Barnardos has made the point that parents should be active agents rather than passive recipients of services. Their role needs to be recognised. Parents are trying to do their best for their children. I have had parents in my constituency office telling me that their ten, 11 or 12 year old is going to end up in prison. It is not the case that the parents in question have not tried their best to do something. They are struggling to access interventions to assist children who are out of control, have serious behavioural problems and have not received the early interventions they need.

Barnardos has recommended that a definition of "the child" should be included in the legislation. I think this is a sensible approach. During the Second Stage debate on the Bill that was introduced last year to provide for the children's rights referendum, there were calls to define what is meant by "the child". I did not support the definition that was proposed at the time because I thought it was overly narrow and I did not think it would correctly positioned if it were included in the Constitution. It could be argued that this legislation is the correct place in which to include such a definition. I would welcome the inclusion of a definition to remedy this omission from the Bill. I am aware that this point has been made by Barnardos and the Children's Rights Alliance as well.

The referendum obviously placed the best interests of the child at the core of our approach in this area. Section 9 goes a long way towards enshrining that principle in law. However, it has been argued by Barnardos and the Children's Rights Alliance that this could be strengthened. I would like to hear the views of the Minister, Deputy Fitzgerald, in this regard.

I believe there could be a greater focus on early intervention, about which I have spoken previously. We all know that better outcomes are achieved when intervention takes place at an early stage. Early intervention is good for the child, the families and the State. The cost over a person's lifetime of locking him or her up when he or she is young and trying to undo that damage at an later stage is far greater than the cost of the kind of investment in early intervention that we would all like. There is no reference in the Bill to the remit of the agency with regard to early intervention. I would like to know what is planned in that regard.

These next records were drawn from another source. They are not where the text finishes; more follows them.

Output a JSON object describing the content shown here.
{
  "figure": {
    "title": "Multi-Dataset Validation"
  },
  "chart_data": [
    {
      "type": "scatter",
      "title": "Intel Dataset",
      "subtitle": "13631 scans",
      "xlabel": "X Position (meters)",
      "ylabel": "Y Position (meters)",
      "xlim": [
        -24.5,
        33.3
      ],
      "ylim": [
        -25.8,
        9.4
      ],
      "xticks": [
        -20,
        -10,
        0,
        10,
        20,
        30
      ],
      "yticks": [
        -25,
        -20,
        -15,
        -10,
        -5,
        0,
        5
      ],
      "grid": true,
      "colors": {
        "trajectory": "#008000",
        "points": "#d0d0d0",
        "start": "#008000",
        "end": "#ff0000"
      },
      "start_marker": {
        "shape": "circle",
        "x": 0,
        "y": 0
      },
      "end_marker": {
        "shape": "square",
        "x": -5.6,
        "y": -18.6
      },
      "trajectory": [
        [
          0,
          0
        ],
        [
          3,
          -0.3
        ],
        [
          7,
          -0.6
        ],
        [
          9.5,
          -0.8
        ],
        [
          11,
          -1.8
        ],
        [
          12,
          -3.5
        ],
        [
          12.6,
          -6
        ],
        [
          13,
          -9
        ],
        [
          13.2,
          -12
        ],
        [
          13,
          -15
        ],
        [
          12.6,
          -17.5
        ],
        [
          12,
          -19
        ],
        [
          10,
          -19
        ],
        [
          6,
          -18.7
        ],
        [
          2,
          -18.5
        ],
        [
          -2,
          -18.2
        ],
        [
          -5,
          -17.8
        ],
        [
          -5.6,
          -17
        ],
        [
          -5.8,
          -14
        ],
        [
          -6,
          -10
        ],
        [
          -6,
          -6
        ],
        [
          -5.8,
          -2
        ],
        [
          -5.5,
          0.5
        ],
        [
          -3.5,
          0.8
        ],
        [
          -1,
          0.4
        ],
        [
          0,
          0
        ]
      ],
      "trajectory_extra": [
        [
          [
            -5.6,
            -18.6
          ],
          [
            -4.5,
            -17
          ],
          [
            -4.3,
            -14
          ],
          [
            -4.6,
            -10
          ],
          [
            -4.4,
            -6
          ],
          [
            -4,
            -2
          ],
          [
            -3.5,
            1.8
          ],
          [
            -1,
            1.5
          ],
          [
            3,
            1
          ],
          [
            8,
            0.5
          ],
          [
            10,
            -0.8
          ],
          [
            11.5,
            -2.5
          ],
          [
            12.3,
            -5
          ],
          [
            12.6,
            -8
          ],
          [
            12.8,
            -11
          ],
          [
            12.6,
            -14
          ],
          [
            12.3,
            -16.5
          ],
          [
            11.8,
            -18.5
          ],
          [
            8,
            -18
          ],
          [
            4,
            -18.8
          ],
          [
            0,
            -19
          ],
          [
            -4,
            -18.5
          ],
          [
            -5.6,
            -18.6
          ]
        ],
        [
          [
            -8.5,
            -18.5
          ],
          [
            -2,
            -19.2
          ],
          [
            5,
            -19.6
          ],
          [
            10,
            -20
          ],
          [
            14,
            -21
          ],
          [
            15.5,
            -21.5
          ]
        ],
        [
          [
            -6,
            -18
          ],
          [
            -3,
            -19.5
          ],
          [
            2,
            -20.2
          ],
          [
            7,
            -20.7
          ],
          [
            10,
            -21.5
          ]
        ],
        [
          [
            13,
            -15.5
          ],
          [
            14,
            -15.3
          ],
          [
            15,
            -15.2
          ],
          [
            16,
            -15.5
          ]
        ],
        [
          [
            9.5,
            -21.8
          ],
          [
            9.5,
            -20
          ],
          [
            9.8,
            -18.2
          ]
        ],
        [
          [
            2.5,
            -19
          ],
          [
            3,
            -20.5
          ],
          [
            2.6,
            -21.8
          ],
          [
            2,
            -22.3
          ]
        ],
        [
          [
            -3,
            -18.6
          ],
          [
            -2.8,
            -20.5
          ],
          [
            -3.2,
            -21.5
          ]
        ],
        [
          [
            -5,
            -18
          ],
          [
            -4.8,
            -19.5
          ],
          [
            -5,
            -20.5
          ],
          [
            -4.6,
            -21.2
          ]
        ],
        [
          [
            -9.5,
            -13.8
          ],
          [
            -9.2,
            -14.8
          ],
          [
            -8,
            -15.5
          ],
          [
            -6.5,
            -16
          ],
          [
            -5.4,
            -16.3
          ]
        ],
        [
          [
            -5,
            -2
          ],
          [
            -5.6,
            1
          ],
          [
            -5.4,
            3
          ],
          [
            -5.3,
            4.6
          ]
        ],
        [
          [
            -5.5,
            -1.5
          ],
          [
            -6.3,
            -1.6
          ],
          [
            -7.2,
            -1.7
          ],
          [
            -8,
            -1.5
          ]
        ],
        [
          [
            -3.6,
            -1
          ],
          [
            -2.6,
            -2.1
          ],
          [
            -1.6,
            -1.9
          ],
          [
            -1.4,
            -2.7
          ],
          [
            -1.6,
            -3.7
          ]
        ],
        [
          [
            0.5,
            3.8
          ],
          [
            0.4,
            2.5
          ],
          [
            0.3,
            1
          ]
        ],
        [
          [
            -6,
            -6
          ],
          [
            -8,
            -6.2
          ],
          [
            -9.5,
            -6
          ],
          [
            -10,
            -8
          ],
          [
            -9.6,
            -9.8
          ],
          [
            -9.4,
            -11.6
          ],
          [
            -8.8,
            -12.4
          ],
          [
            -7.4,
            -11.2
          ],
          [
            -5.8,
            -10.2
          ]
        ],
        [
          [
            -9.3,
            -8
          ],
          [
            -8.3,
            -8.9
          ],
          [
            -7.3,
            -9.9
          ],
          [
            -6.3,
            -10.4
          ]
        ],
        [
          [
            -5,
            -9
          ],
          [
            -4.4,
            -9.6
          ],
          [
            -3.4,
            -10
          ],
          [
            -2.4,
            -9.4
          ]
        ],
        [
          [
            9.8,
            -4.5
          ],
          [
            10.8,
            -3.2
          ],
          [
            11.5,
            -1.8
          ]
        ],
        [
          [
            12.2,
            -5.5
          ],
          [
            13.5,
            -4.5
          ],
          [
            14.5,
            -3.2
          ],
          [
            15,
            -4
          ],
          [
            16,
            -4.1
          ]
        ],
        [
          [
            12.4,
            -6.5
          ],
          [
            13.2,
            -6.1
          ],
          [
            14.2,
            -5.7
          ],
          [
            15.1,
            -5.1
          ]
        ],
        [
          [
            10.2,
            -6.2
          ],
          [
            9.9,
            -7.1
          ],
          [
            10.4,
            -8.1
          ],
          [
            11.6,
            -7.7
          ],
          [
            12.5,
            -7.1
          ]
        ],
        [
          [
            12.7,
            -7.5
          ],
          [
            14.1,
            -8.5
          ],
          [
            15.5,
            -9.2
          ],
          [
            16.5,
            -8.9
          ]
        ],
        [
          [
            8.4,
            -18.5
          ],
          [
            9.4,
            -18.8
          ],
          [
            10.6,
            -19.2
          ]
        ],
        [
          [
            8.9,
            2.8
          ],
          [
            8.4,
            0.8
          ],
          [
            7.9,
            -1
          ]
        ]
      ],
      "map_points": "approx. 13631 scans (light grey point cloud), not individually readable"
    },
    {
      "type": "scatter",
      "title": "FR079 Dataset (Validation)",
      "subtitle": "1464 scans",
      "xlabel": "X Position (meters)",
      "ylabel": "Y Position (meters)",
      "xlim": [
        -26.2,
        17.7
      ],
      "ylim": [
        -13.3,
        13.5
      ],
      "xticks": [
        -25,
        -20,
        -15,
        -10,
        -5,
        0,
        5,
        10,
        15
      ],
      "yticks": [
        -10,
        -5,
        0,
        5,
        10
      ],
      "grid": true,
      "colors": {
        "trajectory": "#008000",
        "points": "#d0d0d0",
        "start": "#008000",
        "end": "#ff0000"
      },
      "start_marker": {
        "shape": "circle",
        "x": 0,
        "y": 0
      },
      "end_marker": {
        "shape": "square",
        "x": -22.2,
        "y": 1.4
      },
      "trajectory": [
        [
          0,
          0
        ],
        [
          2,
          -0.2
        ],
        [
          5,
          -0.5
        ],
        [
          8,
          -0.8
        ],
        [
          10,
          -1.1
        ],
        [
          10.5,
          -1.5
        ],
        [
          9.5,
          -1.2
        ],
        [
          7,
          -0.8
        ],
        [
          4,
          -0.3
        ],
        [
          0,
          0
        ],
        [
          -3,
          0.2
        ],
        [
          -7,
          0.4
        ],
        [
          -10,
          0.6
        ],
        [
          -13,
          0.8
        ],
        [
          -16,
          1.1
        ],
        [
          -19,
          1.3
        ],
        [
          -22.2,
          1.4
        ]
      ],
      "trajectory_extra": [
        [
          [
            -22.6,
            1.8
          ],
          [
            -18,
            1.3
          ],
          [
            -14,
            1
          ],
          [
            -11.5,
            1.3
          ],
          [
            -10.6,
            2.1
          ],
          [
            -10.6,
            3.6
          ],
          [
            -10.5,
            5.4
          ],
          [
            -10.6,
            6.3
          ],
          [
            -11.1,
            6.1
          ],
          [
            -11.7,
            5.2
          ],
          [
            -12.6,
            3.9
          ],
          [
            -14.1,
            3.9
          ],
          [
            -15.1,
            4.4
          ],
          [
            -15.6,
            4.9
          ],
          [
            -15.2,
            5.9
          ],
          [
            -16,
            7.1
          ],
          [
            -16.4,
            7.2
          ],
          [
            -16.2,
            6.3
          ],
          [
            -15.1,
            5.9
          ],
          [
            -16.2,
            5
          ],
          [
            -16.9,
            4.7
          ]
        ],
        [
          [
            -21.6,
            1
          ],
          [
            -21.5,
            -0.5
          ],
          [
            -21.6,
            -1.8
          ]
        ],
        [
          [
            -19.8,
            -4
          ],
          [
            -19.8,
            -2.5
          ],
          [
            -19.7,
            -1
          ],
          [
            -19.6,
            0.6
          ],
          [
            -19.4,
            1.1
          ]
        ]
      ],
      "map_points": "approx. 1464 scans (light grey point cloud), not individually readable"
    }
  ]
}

The new agency will have a large staff complement. I believe the 4,000 workers in question are unfairly distributed around the country. In many cases, it is a case of lottery by postcode. It depends on who was there at the time. I would like to hear what the Minister has to say on this critically important matter. The area I represent has one of the highest birth rates in the country. Some €20 million was supposed to be allocated last year for the provision of therapy services, but that did not happen and it was pushed into this year. We are a good way into the year, but most of the services have not yet been provided. It is likely that the entire €20 million will not be spent - some of it will be sucked back into the HSE budget. We are postponing the provision of critical services that children need. We will pay a price for that.

There is no mention in the Bill of an express entitlement to aftercare services. Barnardos has pointed out that such services are vital if children are to make a successful transition to the adult world. We owe it to children who have been in this framework for most if not all of their lives to help them to make this transition. I would like to know where this element of the service fits into the new structure. What is the Minister thinking in this respect? I do not doubt that many amendments will be tabled on Committee Stage. Although I am not a member of the relevant committee, I might propose a few amendments in due course. We can all say we have an investment in families and in child welfare because we all function in such environments. I would be surprised if amendments are not tabled from many quarters, including those who are not on the committee.